Without Local Voices Network, it would be near impossible to quickly analyze. By having an easy-to-read transcript that showcases key topics, that allows for easy highlighting and sharing, and gives the ability to tag; we have a much easier way to synthesize what’s going on. And as mentioned before, the participants being able to participate in this process is key to the meaning-making process.
By conducting wide-scale discussions like these, we can collectively build a better future for schools everywhere. The fact of the matter is that students, educators, and community members recognize the need for change, but not enough voices are being heard. Without these voices, those in power will continually make decisions that are usually with best intentions, but lack perspective. Equity is often at the margins, and we need to develop structures that build a communications infrastructure to hear from all voices and perspectives. As we expand 100 Days of Conversations to a state-by-state level, we hope to partner with youth organizations to pressure districts and policymakers to listen to constituents, host conversations, and change systems based on collective analysis.

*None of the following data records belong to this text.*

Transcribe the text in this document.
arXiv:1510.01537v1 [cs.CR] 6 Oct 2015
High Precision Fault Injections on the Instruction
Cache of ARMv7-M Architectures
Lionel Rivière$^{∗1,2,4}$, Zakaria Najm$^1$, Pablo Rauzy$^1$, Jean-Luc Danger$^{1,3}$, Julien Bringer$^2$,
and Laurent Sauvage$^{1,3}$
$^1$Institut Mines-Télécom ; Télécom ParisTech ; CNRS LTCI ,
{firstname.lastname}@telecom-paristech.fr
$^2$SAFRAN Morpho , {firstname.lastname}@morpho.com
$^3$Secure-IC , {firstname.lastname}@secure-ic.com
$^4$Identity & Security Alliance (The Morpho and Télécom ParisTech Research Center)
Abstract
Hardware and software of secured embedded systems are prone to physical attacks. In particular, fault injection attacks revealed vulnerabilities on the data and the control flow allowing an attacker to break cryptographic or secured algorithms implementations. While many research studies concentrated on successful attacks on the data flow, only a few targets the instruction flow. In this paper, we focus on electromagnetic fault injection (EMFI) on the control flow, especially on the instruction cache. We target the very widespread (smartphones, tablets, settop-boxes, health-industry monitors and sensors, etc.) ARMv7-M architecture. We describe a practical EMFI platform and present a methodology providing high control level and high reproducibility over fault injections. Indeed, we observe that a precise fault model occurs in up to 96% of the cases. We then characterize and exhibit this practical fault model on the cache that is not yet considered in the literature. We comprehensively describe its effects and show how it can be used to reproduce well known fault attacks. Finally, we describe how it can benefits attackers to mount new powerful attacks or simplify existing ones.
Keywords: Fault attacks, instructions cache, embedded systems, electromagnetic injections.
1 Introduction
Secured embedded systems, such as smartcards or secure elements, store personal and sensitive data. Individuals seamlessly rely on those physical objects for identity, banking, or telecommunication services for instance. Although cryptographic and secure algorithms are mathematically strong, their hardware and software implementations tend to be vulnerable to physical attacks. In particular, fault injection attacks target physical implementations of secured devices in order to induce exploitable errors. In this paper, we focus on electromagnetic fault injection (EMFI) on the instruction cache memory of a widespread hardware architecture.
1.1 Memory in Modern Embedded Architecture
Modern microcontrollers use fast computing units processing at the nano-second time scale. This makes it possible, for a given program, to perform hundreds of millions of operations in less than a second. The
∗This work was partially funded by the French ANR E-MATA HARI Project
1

Out of this work, we will promote policy briefs, research, advocacy work, art, and more. Using qualitative and quantitative data, stories, experiences, and trends formulated by us and all participants, we will create a narrative that demonstrates the need for reimagining education. This data will be invaluable for educators, schools, communities, districts, policymakers, organizations, and foundations. We’ve had almost a hundred conversations with more than 500 voices and consistently have heard a call for a change. As we democratically have students, educators, and community members reimagine together, we will build the necessary foundation to fundamentally change the education system.